What are hash based file paths?

If you have a system that manages files via an associated hash, this hash can be used to determine the storage location for that file.

A common variant is to break down a hash string in hexadecimal notation into blocks of 4. Each block then corresponds to the level of a directory.

Example

There is a digital object that has the md5 checksum 30867de2a8196314bb1aa707e75fb7f0, then you would divide the hash value into blocks of 4:

3086
7de2
a819
6314
bb1a
a707
e75f
b7f0

Each of the blocks results in a directory component of the file path, which now reads like this: /3086/7de2/a819/6314/bb1a/a707/e75f/b7f0.

Why you should avoid hash-based file paths

There are two major disadvantages of hash-based paths:

the path structure is not easily understandable by humans because no context is recognizable.
Depending on the hash, the directory names are evenly distributed.
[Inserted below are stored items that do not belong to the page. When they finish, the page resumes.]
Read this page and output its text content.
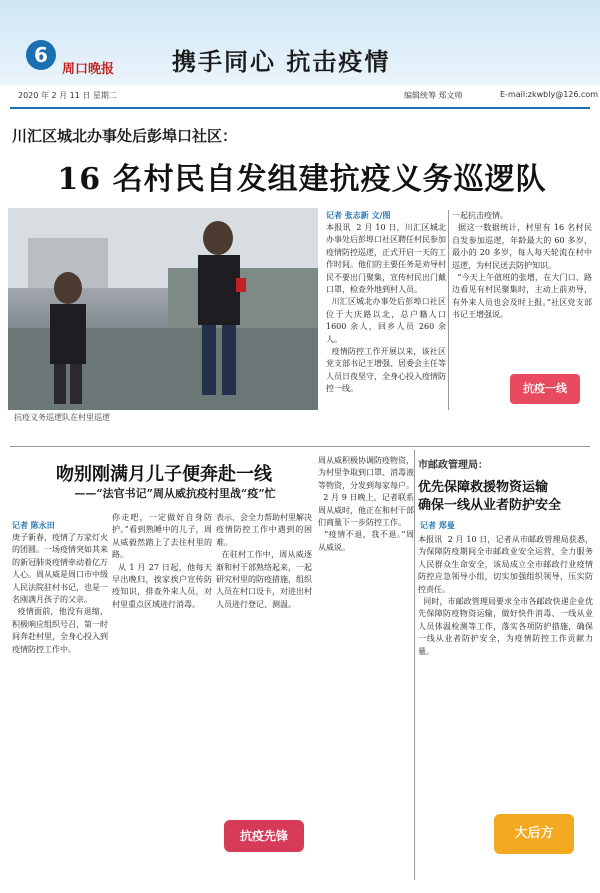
6
周口晚报 携手同心 抗击疫情
2020 年 2 月 11 日 星期二	编辑统筹 郑文帅	E-mail:zkwbly@126.com
川汇区城北办事处后彭埠口社区：
16 名村民自发组建抗疫义务巡逻队
抗疫义务巡逻队在村里巡逻
记者 张志新 文/图
本报讯  2 月 10 日，川汇区城北办事处后彭埠口社区聘任村民参加疫情防控巡逻，正式开启一天的工作时间。他们的主要任务是劝导村民不要出门聚集，宣传村民出门戴口罩，检查外地到村人员。
川汇区城北办事处后彭埠口社区位于大庆路以北，总户籍人口 1600 余人，回乡人员 260 余人。
疫情防控工作开展以来，该社区党支部书记王增强、居委会主任等人员日夜坚守，全身心投入疫情防控一线。
一起抗击疫情。
据这一数据统计，村里有 16 名村民自发参加巡逻，年龄最大的 60 多岁，最小的 20 多岁，每人每天轮流在村中巡逻，为村民送去防护知识。
“今天上午值班的张增，在大门口、路边看见有村民聚集时，主动上前劝导，有外来人员也会及时上报。”社区党支部书记王增强说。
抗疫一线
吻别刚满月儿子便奔赴一线
——“法官书记”周从威抗疫村里战“疫”忙
记者 陈永田
庚子新春，疫情了万家灯火的团圆。一场疫情突如其来的新冠肺炎疫情牵动着亿万人心。周从威是周口市中级人民法院驻村书记，也是一名刚满月孩子的父亲。
疫情面前，他没有退缩，积极响应组织号召，第一时间奔赴村里，全身心投入到疫情防控工作中。
你走吧，一定做好自身防护。”看到熟睡中的儿子，周从威毅然踏上了去往村里的路。
从 1 月 27 日起，他每天早出晚归，挨家挨户宣传防疫知识，排查外来人员，对村里重点区域进行消毒。
表示，会全力帮助村里解决疫情防控工作中遇到的困难。
在驻村工作中，周从威逐渐和村干部熟络起来，一起研究村里的防疫措施，组织人员在村口设卡，对进出村人员进行登记、测温。
周从威积极协调防疫物资，为村里争取到口罩、消毒液等物资，分发到每家每户。
2 月 9 日晚上，记者联系周从威时，他正在和村干部们商量下一步防控工作。
“疫情不退，我不退。”周从威说。
抗疫先锋
市邮政管理局：
优先保障救援物资运输
确保一线从业者防护安全
记者 郑曼
本报讯  2 月 10 日，记者从市邮政管理局获悉，为保障防疫期间全市邮政业安全运营，全力服务人民群众生命安全，该局成立全市邮政行业疫情防控应急领导小组，切实加强组织领导，压实防控责任。
同时，市邮政管理局要求全市各邮政快递企业优先保障防疫物资运输，做好快件消毒、一线从业人员体温检测等工作，落实各项防护措施，确保一线从业者防护安全，为疫情防控工作贡献力量。
大后方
If you have to search in the directories, you generate a non-negligible I/O load due to the large number of syscalls (see comparison S3 (NFS) to direct storage NFS). The same applies to the case of deletion, as a depth search takes place across each directory.

In addition, the underlying storage cannot easily be expanded with additional mount points, since the path components of the first level are equally distributed.

Why hash-based file paths can sometimes be a good idea

If you want to process data in parallel, the hash based structure makes sense because when you use a good hash function you can save and read data in parallel with virtually no collisions.

For systems that want to ensure that their data is integrity, they can use the location as a checksum check. No extra bookkeeping is necessary.

Further sources and fun facts

the process is patented
it is the standard directory structure of ElasticSearch, Zotero and Archivematica’s storage server
found via Stackoverflow
related terms are ‘index’ and ‘shard’